Wednesday, December 08, 2021

Can insects really be future of food?



 The last thing that comes to mind when you think of the critters is consuming them.

Many experts think bugs could be the future of food... as the world's population keeps on growing and the demand for food surges.

Jang Tae-hyun zooms in on this phenomenon.
This is a farm, but not an ordinary one.
It's an insect farm... which can actually save our planet.

"These clean insects being bred at this farm are for us. They will be served on our plate."

Because it takes less land, energy and fewer resources to grow them... it will lead to less greenhouse gas emissions.
The United Nations Food and Agriculture Organization has said that the world's population will grow to more than 9 billion by 2050.
The report also says we will need up to 5 times more energy and 1-point-7 times more food.
So, we need to figure out an eco-friendly way to mass-produce our dinners.

To produce 1 kilogram of protein,... livestock need to be fed 10 kilograms of food... while insects need just 1 kilogram.
And insects often eat the by-products of crops like rice... so we don't need to do extra farming to feed insects.

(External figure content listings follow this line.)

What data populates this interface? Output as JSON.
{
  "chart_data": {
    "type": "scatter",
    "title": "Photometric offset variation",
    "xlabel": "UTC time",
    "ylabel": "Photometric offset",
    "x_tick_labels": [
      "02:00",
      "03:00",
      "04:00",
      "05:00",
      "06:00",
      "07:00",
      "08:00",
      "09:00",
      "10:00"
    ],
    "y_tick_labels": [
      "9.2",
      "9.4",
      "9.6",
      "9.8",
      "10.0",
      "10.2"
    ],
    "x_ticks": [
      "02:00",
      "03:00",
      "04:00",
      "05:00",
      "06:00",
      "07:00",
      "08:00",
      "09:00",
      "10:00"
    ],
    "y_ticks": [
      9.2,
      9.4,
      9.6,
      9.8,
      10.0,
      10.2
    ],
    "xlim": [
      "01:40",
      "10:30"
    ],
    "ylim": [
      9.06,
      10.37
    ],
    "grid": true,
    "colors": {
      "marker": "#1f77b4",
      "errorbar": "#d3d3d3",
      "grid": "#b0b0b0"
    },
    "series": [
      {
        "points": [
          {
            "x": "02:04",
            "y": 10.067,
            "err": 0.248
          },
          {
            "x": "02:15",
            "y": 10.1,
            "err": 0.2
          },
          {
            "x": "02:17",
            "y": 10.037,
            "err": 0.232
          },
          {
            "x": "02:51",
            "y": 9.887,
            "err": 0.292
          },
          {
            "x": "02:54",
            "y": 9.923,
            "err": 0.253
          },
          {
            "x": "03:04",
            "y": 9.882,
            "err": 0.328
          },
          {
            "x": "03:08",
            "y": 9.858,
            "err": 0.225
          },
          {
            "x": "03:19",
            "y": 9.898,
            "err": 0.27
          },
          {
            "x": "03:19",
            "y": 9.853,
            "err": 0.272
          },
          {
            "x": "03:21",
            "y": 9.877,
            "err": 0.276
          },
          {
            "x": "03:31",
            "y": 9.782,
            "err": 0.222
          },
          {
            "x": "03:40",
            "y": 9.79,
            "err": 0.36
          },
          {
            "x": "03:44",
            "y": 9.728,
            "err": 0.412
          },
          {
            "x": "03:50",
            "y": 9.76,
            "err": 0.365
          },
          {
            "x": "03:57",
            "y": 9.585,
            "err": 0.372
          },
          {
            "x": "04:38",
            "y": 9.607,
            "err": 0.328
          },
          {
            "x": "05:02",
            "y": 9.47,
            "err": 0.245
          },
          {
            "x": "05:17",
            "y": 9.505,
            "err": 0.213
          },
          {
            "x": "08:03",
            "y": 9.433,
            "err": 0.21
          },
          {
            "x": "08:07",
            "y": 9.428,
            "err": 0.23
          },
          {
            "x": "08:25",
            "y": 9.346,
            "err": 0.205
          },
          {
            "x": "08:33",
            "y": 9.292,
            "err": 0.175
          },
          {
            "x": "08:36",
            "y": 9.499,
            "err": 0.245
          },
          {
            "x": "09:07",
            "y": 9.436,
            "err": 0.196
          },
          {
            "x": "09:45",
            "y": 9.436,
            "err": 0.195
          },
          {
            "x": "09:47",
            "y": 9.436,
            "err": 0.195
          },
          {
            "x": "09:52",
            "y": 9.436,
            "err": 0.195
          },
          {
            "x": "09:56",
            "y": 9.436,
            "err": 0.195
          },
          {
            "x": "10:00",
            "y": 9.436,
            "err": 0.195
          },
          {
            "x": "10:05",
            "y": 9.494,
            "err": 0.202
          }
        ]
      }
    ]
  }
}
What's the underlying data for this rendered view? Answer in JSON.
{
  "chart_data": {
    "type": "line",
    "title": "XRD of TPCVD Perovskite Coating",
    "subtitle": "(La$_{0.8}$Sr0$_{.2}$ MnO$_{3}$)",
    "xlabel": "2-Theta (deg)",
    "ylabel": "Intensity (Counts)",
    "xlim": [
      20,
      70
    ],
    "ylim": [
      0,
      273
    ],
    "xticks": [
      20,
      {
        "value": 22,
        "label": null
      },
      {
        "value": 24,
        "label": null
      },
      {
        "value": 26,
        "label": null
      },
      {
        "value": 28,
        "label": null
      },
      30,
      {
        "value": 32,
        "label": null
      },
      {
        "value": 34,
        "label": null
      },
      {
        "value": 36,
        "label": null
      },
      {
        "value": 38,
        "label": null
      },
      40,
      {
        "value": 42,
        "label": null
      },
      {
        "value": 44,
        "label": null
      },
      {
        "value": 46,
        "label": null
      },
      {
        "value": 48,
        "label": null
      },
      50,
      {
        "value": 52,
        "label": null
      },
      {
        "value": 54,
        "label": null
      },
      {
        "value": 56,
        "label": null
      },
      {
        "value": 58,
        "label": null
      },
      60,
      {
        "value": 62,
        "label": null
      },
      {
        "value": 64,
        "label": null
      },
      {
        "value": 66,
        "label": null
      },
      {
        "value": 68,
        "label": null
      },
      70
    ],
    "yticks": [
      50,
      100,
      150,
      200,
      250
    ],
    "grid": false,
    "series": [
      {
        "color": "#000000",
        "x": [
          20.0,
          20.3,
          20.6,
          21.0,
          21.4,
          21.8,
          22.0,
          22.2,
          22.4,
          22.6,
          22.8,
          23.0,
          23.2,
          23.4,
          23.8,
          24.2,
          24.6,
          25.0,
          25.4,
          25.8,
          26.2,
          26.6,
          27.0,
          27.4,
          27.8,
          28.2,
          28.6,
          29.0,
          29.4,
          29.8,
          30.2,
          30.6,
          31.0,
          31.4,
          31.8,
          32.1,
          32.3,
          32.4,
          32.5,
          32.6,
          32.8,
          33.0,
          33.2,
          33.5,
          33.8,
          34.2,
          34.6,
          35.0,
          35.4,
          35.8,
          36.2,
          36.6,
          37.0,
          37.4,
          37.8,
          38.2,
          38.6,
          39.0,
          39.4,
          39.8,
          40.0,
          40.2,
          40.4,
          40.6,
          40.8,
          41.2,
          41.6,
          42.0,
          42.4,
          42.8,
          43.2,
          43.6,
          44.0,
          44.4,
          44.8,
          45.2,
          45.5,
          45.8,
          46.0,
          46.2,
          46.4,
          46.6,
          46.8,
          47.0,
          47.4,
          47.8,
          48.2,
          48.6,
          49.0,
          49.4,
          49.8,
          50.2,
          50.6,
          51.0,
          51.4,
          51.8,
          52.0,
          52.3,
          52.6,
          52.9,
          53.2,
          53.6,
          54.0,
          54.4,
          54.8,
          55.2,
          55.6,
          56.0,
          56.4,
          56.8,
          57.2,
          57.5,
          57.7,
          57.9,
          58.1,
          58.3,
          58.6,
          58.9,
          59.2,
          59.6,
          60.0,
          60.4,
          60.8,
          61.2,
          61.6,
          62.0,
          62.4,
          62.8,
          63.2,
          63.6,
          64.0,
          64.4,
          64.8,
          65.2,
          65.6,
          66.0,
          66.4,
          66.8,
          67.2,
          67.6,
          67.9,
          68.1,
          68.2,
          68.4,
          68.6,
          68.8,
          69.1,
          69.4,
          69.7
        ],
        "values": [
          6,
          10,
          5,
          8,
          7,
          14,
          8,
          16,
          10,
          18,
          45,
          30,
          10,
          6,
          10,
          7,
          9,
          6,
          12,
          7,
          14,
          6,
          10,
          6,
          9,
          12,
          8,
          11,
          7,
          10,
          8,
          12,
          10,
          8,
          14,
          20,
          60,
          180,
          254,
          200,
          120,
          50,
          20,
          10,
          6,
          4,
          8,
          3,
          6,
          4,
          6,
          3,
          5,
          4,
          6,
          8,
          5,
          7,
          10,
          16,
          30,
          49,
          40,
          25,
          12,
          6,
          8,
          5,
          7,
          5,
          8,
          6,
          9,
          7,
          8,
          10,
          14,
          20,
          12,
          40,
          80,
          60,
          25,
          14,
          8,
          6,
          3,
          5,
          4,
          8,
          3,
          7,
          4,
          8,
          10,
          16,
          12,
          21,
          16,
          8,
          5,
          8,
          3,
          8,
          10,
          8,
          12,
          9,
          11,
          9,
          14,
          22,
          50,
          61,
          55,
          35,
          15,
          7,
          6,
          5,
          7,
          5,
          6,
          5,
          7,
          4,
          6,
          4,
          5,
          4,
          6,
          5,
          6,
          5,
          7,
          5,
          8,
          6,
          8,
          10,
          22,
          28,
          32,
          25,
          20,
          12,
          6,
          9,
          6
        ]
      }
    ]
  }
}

According to data from the Agriculture Ministry... South Korea's insect industry had sales of some 35 million dollars in 2020.
And more than half of that came from edible insects.
As of now, the ministry has allowed only 10 types of edible insects including mealworms and beetle larva.
Authorities are closely inspecting the breeding farms and making sure that they follow safety guidelines.

"The edible mealworms are grown in a clean environment. And I started this insect farm business because mealworms are great source of protein and if you don't have enough protein, your health will suffer."

They make sure that all the impurities are removed before drying the insects.
So, it can cost up to 100,000 won, or some 85 U.S. dollars per kilogram.

And, our crew met one of the master chefs specializing in insect foods.
And she cooked us Korean pancakes and desserts.
She ground up the mealworms and put them in the dough... and used more bugs as a topping.

"It tastes savory, nutty and earthy... if you know what I mean."

"I often add insects when making a stew or seasoned side dish. When outside, I don't have time to have food so I just eat dried insects. That's why my skin is so tight."

She cited medical sources that say bugs can actually help people recover from fatigue, as well as improve their blood flow and prevent diabetes.
But you have to be careful if you are allergic to shellfish.
Or you could feel itchy or get a rash.
Apart from that, there's no excuse not to tuck in.